An ABC/Washington Post poll released this weekend finds that just 37 percent of Americans have a good or a great deal of confidence in Obama's ability to make the right decisions for the country's future, down from 43 percent in 2010 and 61 percent when he was first elected.
The new HuffPost/YouGov poll shows that few Americans think he'll be able to change their opinion. Only 9 percent admitted the possibility that the address might change their views, while 65 percent said that the address will most likely confirm what they already think about the president and his positions. Fifty-five percent of respondents said they don't even plan to watch the address, including 41 percent who said they don't want to.
Sixty-two percent of independents and 62 percent of Republicans said that they don't plan to watch, leaving Obama to speak to a more sympathetic audience, but also one that needs little convincing about his policies.
Obama's party faces its own challenges, however. A Pew Research survey released Monday found Republicans with a 10-point advantage over Democrats in the public's trust to handle the federal budget deficit, and a 5-point edge on dealing with the economy.
But the Democratic Party is seen as less extreme in its positions than the GOP by a 19-point margin, and is considered more likely to work across the aisle by a 25-point margin, according to Pew. More than half of Americans say the Democrats are more concerned with "the needs of people like me." Democrats have also regained an edge in trust on dealing with health care after a significant drop-off in September. The Democrats also hold a smaller edge in the public's perception of which party is more ethical, while the two parties are perceived as on equal footing in their capability to manage the federal government.

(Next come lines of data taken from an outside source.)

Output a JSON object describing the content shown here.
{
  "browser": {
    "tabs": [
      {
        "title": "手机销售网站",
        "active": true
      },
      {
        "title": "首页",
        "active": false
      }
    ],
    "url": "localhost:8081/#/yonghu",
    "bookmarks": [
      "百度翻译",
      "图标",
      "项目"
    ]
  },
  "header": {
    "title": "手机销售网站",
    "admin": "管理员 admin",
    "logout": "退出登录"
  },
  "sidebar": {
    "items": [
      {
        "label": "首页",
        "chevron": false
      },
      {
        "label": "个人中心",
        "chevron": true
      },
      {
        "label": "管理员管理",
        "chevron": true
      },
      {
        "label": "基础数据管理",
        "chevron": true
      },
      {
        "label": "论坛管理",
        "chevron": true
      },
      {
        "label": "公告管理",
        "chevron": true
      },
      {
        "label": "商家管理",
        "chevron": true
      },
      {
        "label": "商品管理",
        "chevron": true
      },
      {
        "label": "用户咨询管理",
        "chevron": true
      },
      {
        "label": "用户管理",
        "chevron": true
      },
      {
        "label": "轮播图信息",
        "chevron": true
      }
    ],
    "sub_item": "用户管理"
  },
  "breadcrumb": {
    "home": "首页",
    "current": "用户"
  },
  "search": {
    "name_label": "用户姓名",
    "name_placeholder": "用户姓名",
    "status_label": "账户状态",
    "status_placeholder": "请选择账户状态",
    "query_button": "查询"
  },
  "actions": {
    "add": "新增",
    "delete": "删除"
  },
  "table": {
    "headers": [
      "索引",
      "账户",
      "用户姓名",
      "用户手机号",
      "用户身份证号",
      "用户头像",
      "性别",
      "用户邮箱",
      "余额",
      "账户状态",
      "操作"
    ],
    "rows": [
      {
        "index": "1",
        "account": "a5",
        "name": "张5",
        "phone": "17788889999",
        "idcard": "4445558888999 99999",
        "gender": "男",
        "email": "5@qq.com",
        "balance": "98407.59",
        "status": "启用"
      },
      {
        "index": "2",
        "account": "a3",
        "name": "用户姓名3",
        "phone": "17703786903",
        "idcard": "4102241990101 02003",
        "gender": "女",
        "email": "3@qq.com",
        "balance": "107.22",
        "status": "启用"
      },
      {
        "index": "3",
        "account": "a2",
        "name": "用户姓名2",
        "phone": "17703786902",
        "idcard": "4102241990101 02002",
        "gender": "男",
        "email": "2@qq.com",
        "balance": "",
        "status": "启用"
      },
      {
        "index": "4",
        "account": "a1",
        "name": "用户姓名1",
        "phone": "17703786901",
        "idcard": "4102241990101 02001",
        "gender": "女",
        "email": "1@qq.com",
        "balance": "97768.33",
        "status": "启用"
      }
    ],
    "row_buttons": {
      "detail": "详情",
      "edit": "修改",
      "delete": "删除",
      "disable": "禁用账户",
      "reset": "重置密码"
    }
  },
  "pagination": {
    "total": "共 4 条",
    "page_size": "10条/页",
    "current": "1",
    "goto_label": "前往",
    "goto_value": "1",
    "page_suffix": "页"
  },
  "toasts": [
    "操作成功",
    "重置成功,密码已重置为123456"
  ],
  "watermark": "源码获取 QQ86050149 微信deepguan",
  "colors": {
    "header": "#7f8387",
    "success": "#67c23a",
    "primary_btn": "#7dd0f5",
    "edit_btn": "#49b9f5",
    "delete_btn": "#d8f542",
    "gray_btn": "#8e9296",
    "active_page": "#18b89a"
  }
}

At the same time, the Pew poll shows that Americans' priorities have shifted over the course of the last year. Sixty-three percent now identify reducing the budget deficit as a top priority, down from 72 percent last year -- the first time during Obama's presidency that concern about the issue has fallen. Concern for helping impoverished Americans was also down, with 49 percent citing the problems of poor and needy people as a top priority, compared with 57 percent last year. In both cases, the change was partisan. Just 49 percent of Democrats see cutting the deficit as a top priority, compared with 67 percent last year. Among Republicans, the percentage prioritizing issues of poverty fell to 32 percent, from 46 percent last January.
Those changes stand out because, although modest, they're among the biggest shifts in public opinion from previous years. Americans' priorities on the issues they'd most like to see tackled have shifted little. As in polling conducted every year since Obama took office, the vast majority of the Americans say the president's focus should be on domestic policies, particularly on improving the economy and addressing unemployment.
The state of the State of the Union, in other words, is pretty much the same as ever.
The HuffPost/YouGov poll was conducted Jan. 23-24 among 1,000 U.S. adults using a sample selected from YouGov's opt-in online panel to match the demographics and other characteristics of the adult U.S. population. Factors considered include age, race, gender, education, employment, income, marital status, number of children, voter registration, time and location of Internet access, interest in politics, religion and church attendance.
The Pew Research poll surveyed 1,504 adults by phone between Jan. 15 and Jan. 19. The ABC/Post poll surveyed 1,003 adults by phone between Jan. 20 and Jan. 23.